Los primeros meses en casa fueron los más relajantes de mi vida. Todos los días me despertaba con el canto de los pájaros y el aire fresco y la luz del sol que entraban por la ventana. No hay sonidos de tráfico, ni alarmas de coches, ni gente gritando en las calles. Parece una maldita película de Disney, ¡pero es tan cierto!
Hay algo en el aire de aquí: es limpio. Huele bien. También puedo ver el Grand Mesa (la montaña plana más grande del mundo) desde la ventana de mi habitación. Mi trayecto al trabajo es de cuatro minutos en coche. Y en las noches de verano, lo que más me gusta es ver la puesta de sol desde mi porche porque es lo más bonito que he visto nunca.
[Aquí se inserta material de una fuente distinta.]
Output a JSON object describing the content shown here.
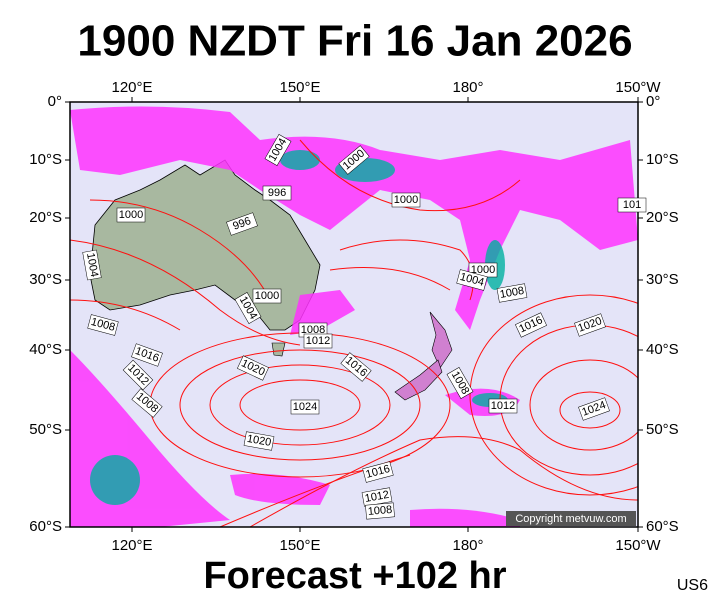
{
  "header": {
    "title": "1900 NZDT Fri 16 Jan 2026"
  },
  "map": {
    "lon_labels": [
      "120°E",
      "150°E",
      "180°",
      "150°W"
    ],
    "lat_labels": [
      "0°",
      "10°S",
      "20°S",
      "30°S",
      "40°S",
      "50°S",
      "60°S"
    ],
    "isobar_labels": [
      "1004",
      "1000",
      "996",
      "1000",
      "1000",
      "996",
      "1004",
      "1000",
      "1004",
      "1008",
      "1000",
      "1004",
      "1008",
      "1008",
      "1012",
      "1016",
      "1020",
      "1016",
      "1020",
      "1016",
      "1012",
      "1008",
      "1008",
      "1012",
      "1024",
      "1024",
      "1020",
      "1016",
      "1012",
      "1008",
      "101"
    ],
    "copyright": "Copyright metvuw.com"
  },
  "footer": {
    "forecast": "Forecast +102 hr",
    "code": "US6"
  }
}
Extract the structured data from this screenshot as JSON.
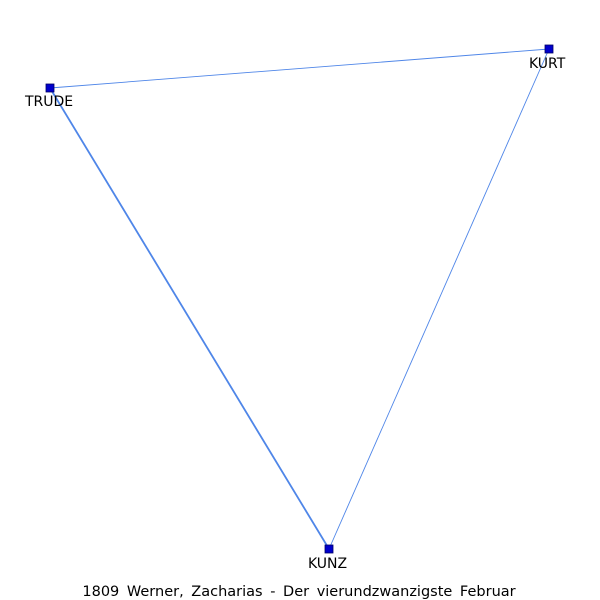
{
  "caption": "1809 Werner, Zacharias - Der vierundzwanzigste Februar",
  "nodes": [
    {
      "id": "trude",
      "label": "TRUDE"
    },
    {
      "id": "kurt",
      "label": "KURT"
    },
    {
      "id": "kunz",
      "label": "KUNZ"
    }
  ],
  "edges": [
    {
      "from": "trude",
      "to": "kurt",
      "weight": 1
    },
    {
      "from": "trude",
      "to": "kunz",
      "weight": 2
    },
    {
      "from": "kurt",
      "to": "kunz",
      "weight": 1
    }
  ],
  "colors": {
    "edge": "#4f86e8",
    "node_fill": "#0000cc"
  }
}
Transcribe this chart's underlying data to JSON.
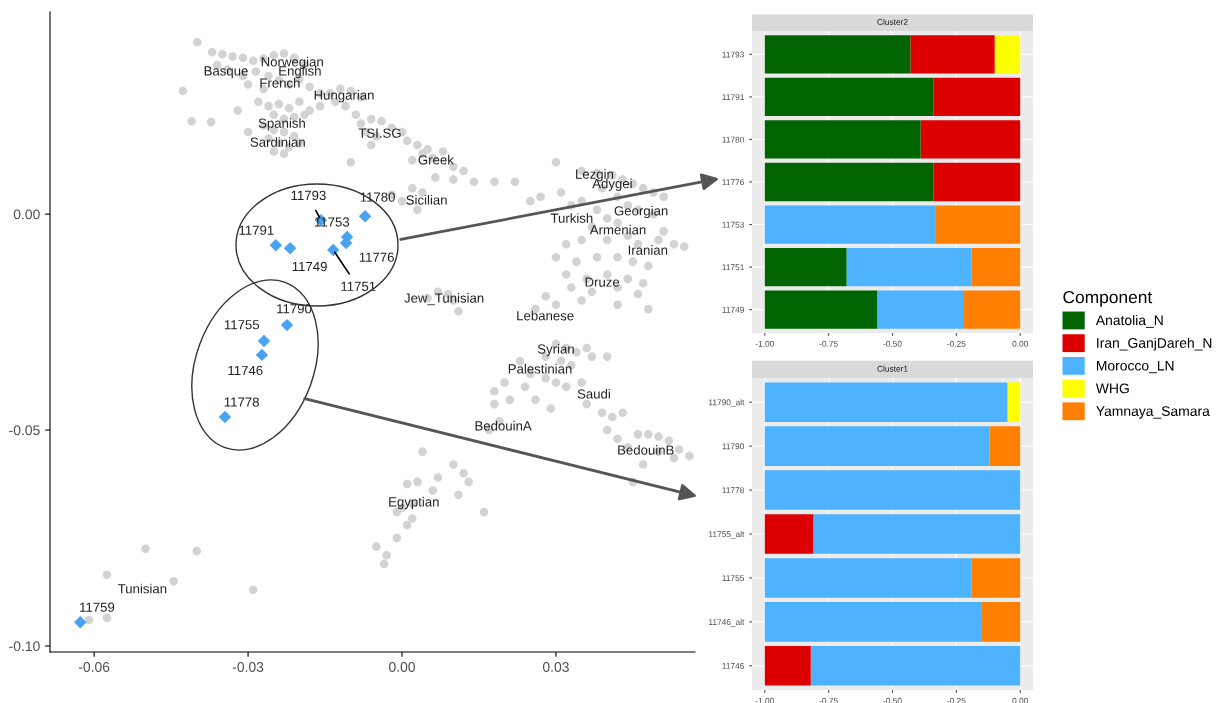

Ya llevo casi tres años en casa, para sorpresa de mis amigos y algunos familiares. Algunos amigos incluso hicieron apuestas sobre cuánto duraría «esto». Hasta ahora, estoy ganando. Pero desde que estoy en casa mi vida ha florecido. Me he dado cuenta de que el hogar, para mí, es un lugar que me inspira. Un lugar para soñar y aspirar. Porque antes, en la ciudad, sentía que tenía que competir con todos para salir adelante. Muchas veces, olvidando por qué «luchaba», me nublaba la competencia y no la pasión. Perdí el contacto con las otras partes de mí mismo, sin darme cuenta de que la vida tranquila del campo me proporcionaba eso.
Al volver a casa, me encontré de nuevo con mi verdadero yo. La yo que hacía que las cosas sucedieran, que no esperaba que una ciudad le diera oportunidades porque podía hacer las mías.
Lo que importa es que seas feliz donde estás, que te sientas inspirado por tu entorno. Y a partir de ahí, todo lo demás cae en su sitio.